In an ironic twist, the report blames the arrival of 2 million Syrians and Iraqis for a rise in populism in Europe, fuelling “the rise of new political parties, increased hostilities to immigrants and heightened political instability”. This is a clear example of blaming the discriminated for their discrimination rather than broaching the uncomfortable reality of socially entrenched racism and xenophobia.
Often, we see populists and right-wing political parties espousing this constructed immigrant threat, blaming people from the Global South for stretched welfare states and health systems in the global North, presenting them as a danger to existing belief systems and values and as a potential source of terrorism and gender-based violence. This kind of xenophobic rhetoric is easy to spot. But sometimes a wolf is dressed in ‘liberal’ and ‘scientific’ clothing. Reports such as the Ecological Threat Register may take a subtler tone, but they are playing off of and feeding into these fears.
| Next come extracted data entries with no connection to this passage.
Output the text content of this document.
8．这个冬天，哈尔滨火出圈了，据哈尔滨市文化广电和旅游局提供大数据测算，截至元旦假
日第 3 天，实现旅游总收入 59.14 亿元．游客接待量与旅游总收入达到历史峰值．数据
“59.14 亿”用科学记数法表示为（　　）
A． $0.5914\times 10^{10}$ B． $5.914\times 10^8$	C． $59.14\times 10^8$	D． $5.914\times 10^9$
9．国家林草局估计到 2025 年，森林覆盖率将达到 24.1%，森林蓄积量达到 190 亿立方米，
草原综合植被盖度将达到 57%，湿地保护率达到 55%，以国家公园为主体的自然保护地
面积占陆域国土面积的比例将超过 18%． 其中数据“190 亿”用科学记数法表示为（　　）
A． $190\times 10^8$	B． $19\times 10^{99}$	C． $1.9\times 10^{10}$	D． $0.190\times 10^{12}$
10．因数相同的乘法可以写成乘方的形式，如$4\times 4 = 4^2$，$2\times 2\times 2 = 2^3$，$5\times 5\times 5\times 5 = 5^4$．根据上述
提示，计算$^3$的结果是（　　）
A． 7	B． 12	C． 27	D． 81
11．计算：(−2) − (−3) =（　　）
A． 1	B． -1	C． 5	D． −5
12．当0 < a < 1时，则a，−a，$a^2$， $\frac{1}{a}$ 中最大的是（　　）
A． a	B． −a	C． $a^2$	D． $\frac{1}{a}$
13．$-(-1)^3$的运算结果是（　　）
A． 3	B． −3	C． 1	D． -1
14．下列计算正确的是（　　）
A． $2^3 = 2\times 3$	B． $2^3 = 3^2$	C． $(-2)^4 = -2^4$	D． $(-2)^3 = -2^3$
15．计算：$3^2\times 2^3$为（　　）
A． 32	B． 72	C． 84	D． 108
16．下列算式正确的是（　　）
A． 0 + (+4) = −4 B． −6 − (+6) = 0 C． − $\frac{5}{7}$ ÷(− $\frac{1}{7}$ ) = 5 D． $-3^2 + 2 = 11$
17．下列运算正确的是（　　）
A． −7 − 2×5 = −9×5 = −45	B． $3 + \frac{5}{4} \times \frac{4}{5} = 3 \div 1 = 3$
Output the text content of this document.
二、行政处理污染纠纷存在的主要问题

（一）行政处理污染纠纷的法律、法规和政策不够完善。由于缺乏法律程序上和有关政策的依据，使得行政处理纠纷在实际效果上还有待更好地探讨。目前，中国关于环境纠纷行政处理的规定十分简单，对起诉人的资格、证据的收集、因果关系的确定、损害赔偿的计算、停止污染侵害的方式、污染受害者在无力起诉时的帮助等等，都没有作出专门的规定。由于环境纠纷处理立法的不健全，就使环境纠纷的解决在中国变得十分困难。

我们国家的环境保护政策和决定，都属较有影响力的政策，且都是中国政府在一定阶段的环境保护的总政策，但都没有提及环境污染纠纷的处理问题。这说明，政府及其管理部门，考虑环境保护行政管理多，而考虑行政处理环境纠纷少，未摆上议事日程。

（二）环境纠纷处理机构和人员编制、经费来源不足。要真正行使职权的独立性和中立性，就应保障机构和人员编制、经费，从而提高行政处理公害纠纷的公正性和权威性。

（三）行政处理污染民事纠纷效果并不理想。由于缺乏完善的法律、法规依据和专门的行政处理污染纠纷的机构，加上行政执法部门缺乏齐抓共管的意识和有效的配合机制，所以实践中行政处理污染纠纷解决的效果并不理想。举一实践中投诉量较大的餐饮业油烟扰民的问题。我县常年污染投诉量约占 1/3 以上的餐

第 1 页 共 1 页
And that is the crux of such reports: it’s not the changes in climate and the floods, heatwaves, extreme weather events, droughts and forest fires that are to be feared. The object of fear is the ‘Other’, people forced to flee their homes as a result of these changes who travel to ‘our’ shores. Despite summer heatwaves in cities across Europe and associated mortality, wildfires in the United States that have reduced entire communities to ashes, and recurring floods affecting the same communities again and again, the Global North is more scared of boats of people traversing the Mediterranean Sea, of people clandestinely moving across its land borders, and scaling walls built to keep them out. In this worldview, the ecological threat isn’t ecological at all – it’s human.
Strengthening the fortress
Of course not every articulation of displacement in the context of climate change has a malicious background. Environmental activists and humanitarians, too, draw upon these predictions as leverage to agitate for more action to counter climate change: Swedish activist Greta Thunberg tweeted this report’s figures to urge us to #facetheclimateemergency. However, contrary to their well-meaning aims, there is no evidence that concerns for displaced people lead concerted climate action.
What such misleading predictions do achieve is the entrenchment of anti-immigrant sentiments that seep into policy frameworks and are subsequently difficult to change. We call for climate action, but get anti-immigrant action. For Europe, this is translating into the strengthening of the European Border Agency FRONTEX, financially propping up camps to house the displaced in border regions, tying development assistance to a willingness to block migration routes, and even information campaigns to dissuade people from pursuing a new life in Europe.
And this is why we are so concerned about this report, and the narrative that comes with it. It provides fuel to the anti-immigrant fire; fuel that has been given a veneer of scientific rigour and can be used to argue for ever more restrictive immigration policy. It centres a European gaze on displacement, reducing the tragedy of people being displaced to a dehumanised question of scale and using them as another rhetorical weapon in the climate debate. We are talking about people’s lives. And if this is not the starting point of every conversation on climate change and displacement, then we are doing something wrong.